One significant limitation of the data is it only includes data from the first 45 patients in the study, all of whom were from age 18 to 55. Results from a second portion of the phase 1 trial that included people older than this — a key demographic for any Covid-19 vaccine, given the high death rate in older patients — are not available yet.
William Haseltine, a former Harvard Medical School researcher who chairs Access Health International, said the levels of neutralizing antibodies produced were “respectable” and possibly protective. But he said “the jury is out” on safety of the vaccine.
Unlike traditional vaccines, which inject a weakened or inactivated virus or a piece of a virus to trigger an immune response, the Moderna product uses genetic material called messenger RNA to cause cells to produce the coronavirus spike protein. The goal is to produce antibodies to the virus that protect against the disease when someone is later exposed to the coronavirus.
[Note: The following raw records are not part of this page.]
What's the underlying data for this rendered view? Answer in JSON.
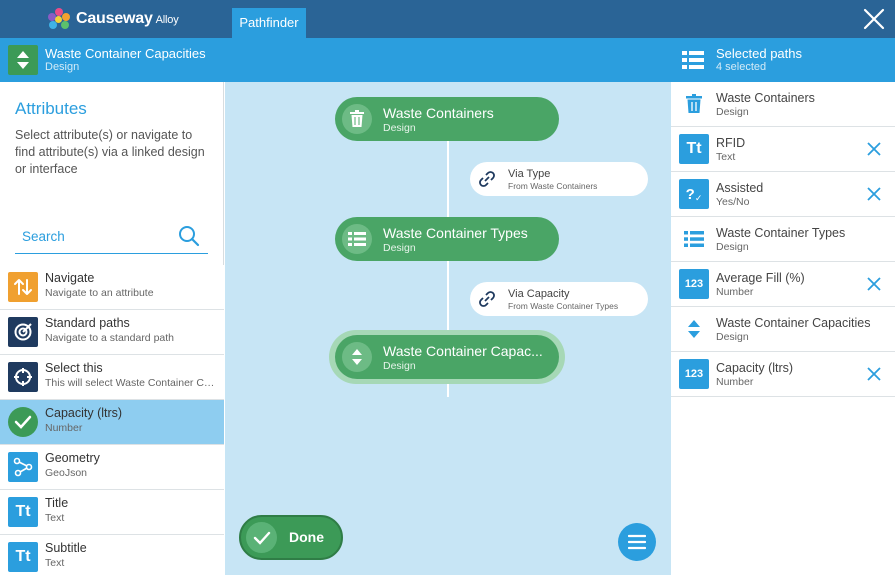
{
  "app": {
    "brand": "Causeway",
    "brand_suffix": "Alloy",
    "active_tab": "Pathfinder"
  },
  "header": {
    "title": "Waste Container Capacities",
    "subtitle": "Design",
    "selected_title": "Selected paths",
    "selected_count": "4 selected"
  },
  "attributes": {
    "title": "Attributes",
    "description": "Select attribute(s) or navigate to find attribute(s) via a linked design or interface",
    "search_placeholder": "Search",
    "items": [
      {
        "title": "Navigate",
        "sub": "Navigate to an attribute",
        "icon": "arrows-updown-icon",
        "color": "#f0a030"
      },
      {
        "title": "Standard paths",
        "sub": "Navigate to a standard path",
        "icon": "target-icon",
        "color": "#1f3a5f"
      },
      {
        "title": "Select this",
        "sub": "This will select Waste Container Capacities",
        "icon": "crosshair-icon",
        "color": "#1f3a5f"
      },
      {
        "title": "Capacity (ltrs)",
        "sub": "Number",
        "icon": "check-circle-icon",
        "color": "#3c9a57"
      },
      {
        "title": "Geometry",
        "sub": "GeoJson",
        "icon": "geometry-icon",
        "color": "#2b9ede"
      },
      {
        "title": "Title",
        "sub": "Text",
        "icon": "text-icon",
        "color": "#2b9ede"
      },
      {
        "title": "Subtitle",
        "sub": "Text",
        "icon": "text-icon",
        "color": "#2b9ede"
      }
    ]
  },
  "canvas": {
    "nodes": [
      {
        "title": "Waste Containers",
        "sub": "Design"
      },
      {
        "title": "Waste Container Types",
        "sub": "Design"
      },
      {
        "title": "Waste Container Capac...",
        "sub": "Design"
      }
    ],
    "links": [
      {
        "title": "Via Type",
        "sub": "From Waste Containers"
      },
      {
        "title": "Via Capacity",
        "sub": "From Waste Container Types"
      }
    ],
    "done_label": "Done"
  },
  "selected_paths": [
    {
      "title": "Waste Containers",
      "sub": "Design",
      "icon": "trash-icon",
      "removable": false
    },
    {
      "title": "RFID",
      "sub": "Text",
      "icon": "text-icon",
      "removable": true
    },
    {
      "title": "Assisted",
      "sub": "Yes/No",
      "icon": "question-icon",
      "removable": true
    },
    {
      "title": "Waste Container Types",
      "sub": "Design",
      "icon": "list-icon",
      "removable": false
    },
    {
      "title": "Average Fill (%)",
      "sub": "Number",
      "icon": "number-icon",
      "removable": true
    },
    {
      "title": "Waste Container Capacities",
      "sub": "Design",
      "icon": "capacity-icon",
      "removable": false
    },
    {
      "title": "Capacity (ltrs)",
      "sub": "Number",
      "icon": "number-icon",
      "removable": true
    }
  ],
  "colors": {
    "topbar": "#2a6496",
    "accent": "#2b9ede",
    "green": "#4aa566",
    "canvas": "#c7e5f5"
  }
}
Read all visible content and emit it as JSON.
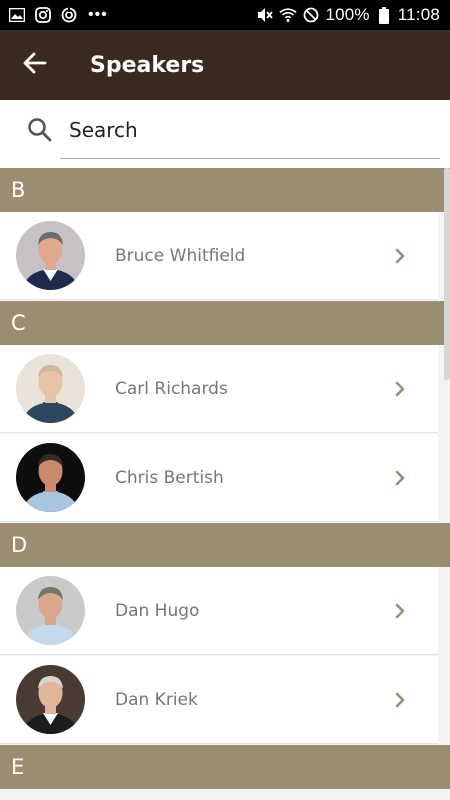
{
  "status_bar": {
    "time": "11:08",
    "battery": "100%",
    "left_icons": [
      "image-icon",
      "instagram-icon",
      "sync-icon",
      "more-dots-icon"
    ],
    "dots": "•••",
    "right_icons": [
      "mute-icon",
      "wifi-icon",
      "do-not-disturb-icon",
      "battery-icon"
    ]
  },
  "app_bar": {
    "title": "Speakers",
    "back_icon": "back-arrow-icon"
  },
  "search": {
    "placeholder": "Search",
    "icon": "search-icon"
  },
  "sections": [
    {
      "letter": "B",
      "speakers": [
        {
          "name": "Bruce Whitfield",
          "avatar_bg": "#c7c0c4",
          "skin": "#e0a98e",
          "hair": "#6b6b6b",
          "shirt": "#ffffff",
          "jacket": "#1e2b4a"
        }
      ]
    },
    {
      "letter": "C",
      "speakers": [
        {
          "name": "Carl Richards",
          "avatar_bg": "#e9e3d8",
          "skin": "#e8c3a8",
          "hair": "#cdb8a0",
          "shirt": "#2e4660",
          "jacket": "#2e4660"
        },
        {
          "name": "Chris Bertish",
          "avatar_bg": "#0d0d0d",
          "skin": "#c98b6c",
          "hair": "#3a2a22",
          "shirt": "#a8c6e0",
          "jacket": "#a8c6e0"
        }
      ]
    },
    {
      "letter": "D",
      "speakers": [
        {
          "name": "Dan Hugo",
          "avatar_bg": "#c9cbc8",
          "skin": "#d9a68e",
          "hair": "#7a7468",
          "shirt": "#c6d8ec",
          "jacket": "#c6d8ec"
        },
        {
          "name": "Dan Kriek",
          "avatar_bg": "#4a3b32",
          "skin": "#e2b49a",
          "hair": "#d8d4cc",
          "shirt": "#ffffff",
          "jacket": "#1c1c1e"
        }
      ]
    },
    {
      "letter": "E",
      "speakers": []
    }
  ],
  "colors": {
    "app_bar": "#3b2a1e",
    "section_header": "#9b8d70",
    "chevron": "#9b8d70",
    "name_text": "#777777"
  }
}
The vaccine “clearly worked in that antibodies against the spike
protein were generated, including antibodies that had virus neutralizing capability,” said Paula Cannon, professor of microbiology at Keck School of Medicine of USC. A key question will be how long will the antibodies last before they start to wane, she said.
The initial findings from the Phase 1 trial are largely in line with top-line results Moderna published in a press release in May, but provide more details on the antibody levels produced and side-effects that were seen.
At the time, Moderna was criticized by some scientists for putting out a release describing positive results that temporarily drove up the company’s stock price, but included few numbers that would allow scientists to interpret the data.
The government-sponsored trial was led by Lisa A. Jackson of Kaiser Permanente Washington Health Research Institute in Seattle, the NIAID said in its statement. Emory University in Atlanta also enrolled participants in the trial.